Está inserido em um contexto ainda mais amplo de ataques contra o povo provenientes dos golpistas e da extrema-direita, que demonstram, mais uma vez, seu desejo e necessidade de impor uma ditadura de estilo fascista no Brasil.

Por isso, a esquerda não deve apoiar a censura contra seus inimigos, como ocorreu com os casos recentes envolvendo o humorista sem graça Danilo Gentili ou o jornal bolsonarista O Antagonista. A censura contra eles, além de ser totalmente arbitrária e persecutória, é apenas a ponta do iceberg do que está se apresentando contra toda a população, particularmente contra a esquerda. É preciso ter em mente que, sempre que o Estado burguês ataca a direita, está, na verdade, se preparando para atacar, com ainda mais força, a esquerda e as organizações operárias.

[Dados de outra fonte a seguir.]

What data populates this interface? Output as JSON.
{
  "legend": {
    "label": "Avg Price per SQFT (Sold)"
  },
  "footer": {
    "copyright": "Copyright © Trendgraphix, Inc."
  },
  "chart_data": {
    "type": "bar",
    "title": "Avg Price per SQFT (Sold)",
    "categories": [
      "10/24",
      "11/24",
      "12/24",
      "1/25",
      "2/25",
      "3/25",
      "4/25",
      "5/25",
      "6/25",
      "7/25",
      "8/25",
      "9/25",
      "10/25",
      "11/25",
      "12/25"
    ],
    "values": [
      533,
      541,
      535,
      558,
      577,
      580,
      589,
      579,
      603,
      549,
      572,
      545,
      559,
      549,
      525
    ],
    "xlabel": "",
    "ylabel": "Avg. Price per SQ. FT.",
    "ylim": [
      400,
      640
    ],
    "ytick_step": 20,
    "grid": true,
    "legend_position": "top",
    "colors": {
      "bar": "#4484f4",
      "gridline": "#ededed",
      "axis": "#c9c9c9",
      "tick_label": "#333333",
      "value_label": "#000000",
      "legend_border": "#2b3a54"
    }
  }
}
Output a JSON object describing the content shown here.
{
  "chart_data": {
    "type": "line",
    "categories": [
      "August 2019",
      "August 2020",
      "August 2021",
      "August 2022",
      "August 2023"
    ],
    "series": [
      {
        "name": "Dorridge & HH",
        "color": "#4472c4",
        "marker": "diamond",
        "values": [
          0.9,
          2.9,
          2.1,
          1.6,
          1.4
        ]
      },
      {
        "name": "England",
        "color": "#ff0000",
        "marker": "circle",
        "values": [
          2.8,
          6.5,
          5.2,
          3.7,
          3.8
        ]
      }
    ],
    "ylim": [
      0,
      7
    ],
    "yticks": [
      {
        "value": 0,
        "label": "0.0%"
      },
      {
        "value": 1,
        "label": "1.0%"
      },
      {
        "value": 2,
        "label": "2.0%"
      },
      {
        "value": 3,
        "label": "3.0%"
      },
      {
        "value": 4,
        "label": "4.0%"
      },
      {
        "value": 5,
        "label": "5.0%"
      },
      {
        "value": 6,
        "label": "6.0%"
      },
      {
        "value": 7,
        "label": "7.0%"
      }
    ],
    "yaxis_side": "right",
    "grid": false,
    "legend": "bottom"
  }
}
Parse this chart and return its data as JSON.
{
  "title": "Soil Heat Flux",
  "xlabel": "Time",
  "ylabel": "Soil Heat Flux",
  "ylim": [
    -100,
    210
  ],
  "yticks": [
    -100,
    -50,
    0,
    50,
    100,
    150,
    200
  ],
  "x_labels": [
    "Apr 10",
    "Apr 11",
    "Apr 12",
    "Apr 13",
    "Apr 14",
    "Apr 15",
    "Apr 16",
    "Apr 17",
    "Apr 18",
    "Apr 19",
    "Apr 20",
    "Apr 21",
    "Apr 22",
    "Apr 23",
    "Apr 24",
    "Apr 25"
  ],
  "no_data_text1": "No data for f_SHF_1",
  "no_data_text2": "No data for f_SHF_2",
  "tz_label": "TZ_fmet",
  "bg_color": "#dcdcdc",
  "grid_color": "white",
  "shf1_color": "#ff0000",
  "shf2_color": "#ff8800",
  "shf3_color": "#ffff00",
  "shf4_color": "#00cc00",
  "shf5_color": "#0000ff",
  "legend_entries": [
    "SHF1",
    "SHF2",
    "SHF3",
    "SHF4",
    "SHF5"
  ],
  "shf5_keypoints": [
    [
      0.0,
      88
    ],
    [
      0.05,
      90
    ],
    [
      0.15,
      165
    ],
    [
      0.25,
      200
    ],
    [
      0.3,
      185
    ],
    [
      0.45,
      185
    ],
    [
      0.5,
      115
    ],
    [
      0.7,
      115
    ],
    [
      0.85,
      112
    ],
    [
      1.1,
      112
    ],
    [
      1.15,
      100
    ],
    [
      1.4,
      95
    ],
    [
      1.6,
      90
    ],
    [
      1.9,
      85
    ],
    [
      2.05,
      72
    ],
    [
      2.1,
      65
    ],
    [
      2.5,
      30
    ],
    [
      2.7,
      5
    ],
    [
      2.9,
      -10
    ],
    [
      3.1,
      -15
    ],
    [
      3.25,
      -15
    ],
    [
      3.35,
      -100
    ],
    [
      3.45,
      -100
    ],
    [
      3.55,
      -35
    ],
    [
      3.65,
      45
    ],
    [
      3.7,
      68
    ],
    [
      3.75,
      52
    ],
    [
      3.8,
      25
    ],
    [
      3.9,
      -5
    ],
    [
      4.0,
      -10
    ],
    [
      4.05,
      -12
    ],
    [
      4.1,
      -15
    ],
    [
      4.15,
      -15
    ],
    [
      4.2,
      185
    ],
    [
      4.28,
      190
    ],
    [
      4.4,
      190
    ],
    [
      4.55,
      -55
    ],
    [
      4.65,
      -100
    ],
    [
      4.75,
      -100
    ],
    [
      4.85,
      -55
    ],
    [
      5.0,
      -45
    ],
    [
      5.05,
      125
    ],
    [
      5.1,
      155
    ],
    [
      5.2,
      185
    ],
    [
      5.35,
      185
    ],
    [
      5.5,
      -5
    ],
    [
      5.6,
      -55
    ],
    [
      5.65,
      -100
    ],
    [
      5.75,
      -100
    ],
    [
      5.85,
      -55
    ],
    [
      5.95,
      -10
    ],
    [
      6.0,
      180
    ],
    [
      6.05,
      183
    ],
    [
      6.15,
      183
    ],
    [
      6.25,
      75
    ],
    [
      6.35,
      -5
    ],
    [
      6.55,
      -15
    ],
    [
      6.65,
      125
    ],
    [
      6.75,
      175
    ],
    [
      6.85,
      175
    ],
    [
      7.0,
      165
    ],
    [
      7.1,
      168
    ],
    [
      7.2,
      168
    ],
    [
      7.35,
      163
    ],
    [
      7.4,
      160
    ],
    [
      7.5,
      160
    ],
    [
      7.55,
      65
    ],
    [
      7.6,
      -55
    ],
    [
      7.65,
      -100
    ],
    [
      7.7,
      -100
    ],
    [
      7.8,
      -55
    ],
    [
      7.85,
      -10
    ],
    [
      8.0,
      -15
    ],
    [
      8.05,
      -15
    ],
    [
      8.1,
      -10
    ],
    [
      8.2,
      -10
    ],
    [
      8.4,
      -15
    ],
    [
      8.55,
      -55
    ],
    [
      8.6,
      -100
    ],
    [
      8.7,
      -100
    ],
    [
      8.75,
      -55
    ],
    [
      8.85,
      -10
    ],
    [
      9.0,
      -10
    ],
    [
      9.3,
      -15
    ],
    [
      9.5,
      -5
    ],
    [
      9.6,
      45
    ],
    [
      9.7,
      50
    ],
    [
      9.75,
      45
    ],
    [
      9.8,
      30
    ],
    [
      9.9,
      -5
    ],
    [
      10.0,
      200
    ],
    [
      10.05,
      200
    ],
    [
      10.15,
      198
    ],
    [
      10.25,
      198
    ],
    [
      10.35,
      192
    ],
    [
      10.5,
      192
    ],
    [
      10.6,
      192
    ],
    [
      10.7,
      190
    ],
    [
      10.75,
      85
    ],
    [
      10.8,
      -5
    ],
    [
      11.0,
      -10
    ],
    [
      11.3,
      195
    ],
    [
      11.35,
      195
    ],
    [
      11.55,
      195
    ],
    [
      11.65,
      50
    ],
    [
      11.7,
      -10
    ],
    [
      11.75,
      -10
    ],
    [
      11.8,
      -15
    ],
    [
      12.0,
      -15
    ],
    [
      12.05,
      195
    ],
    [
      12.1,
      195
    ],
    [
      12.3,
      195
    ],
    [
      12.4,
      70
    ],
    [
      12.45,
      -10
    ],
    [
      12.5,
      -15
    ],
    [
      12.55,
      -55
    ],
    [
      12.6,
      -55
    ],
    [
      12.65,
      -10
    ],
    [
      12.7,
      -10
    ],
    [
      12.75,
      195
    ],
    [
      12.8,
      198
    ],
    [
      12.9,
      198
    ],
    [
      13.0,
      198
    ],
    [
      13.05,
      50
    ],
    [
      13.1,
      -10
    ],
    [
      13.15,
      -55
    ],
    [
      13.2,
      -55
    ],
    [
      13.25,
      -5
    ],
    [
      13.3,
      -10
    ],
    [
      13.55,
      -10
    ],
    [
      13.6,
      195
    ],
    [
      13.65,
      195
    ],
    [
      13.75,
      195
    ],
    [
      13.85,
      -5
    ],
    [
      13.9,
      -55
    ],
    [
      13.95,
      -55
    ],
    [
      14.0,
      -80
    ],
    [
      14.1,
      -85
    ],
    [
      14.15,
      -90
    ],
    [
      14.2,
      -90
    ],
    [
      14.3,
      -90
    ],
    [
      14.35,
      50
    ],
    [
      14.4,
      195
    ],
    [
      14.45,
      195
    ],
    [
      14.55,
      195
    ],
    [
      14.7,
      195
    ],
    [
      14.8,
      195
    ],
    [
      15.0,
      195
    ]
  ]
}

O ataque contra a liberdade de expressão, sob a cobertura do “combate às fake news“, se não sofrer resistência e não for denunciado, acabará, antes cedo do que tarde, atingindo em cheio os setores democráticos que denunciam o autoritarismo e o caráter antidemocrático do Judiciário, dentre eles os portais de esquerda, que estão na linha de frente da luta contra a prisão ilegal de Lula e todas as atrocidades cometidas pelos golpistas, tendo o STF entre seus principais agentes.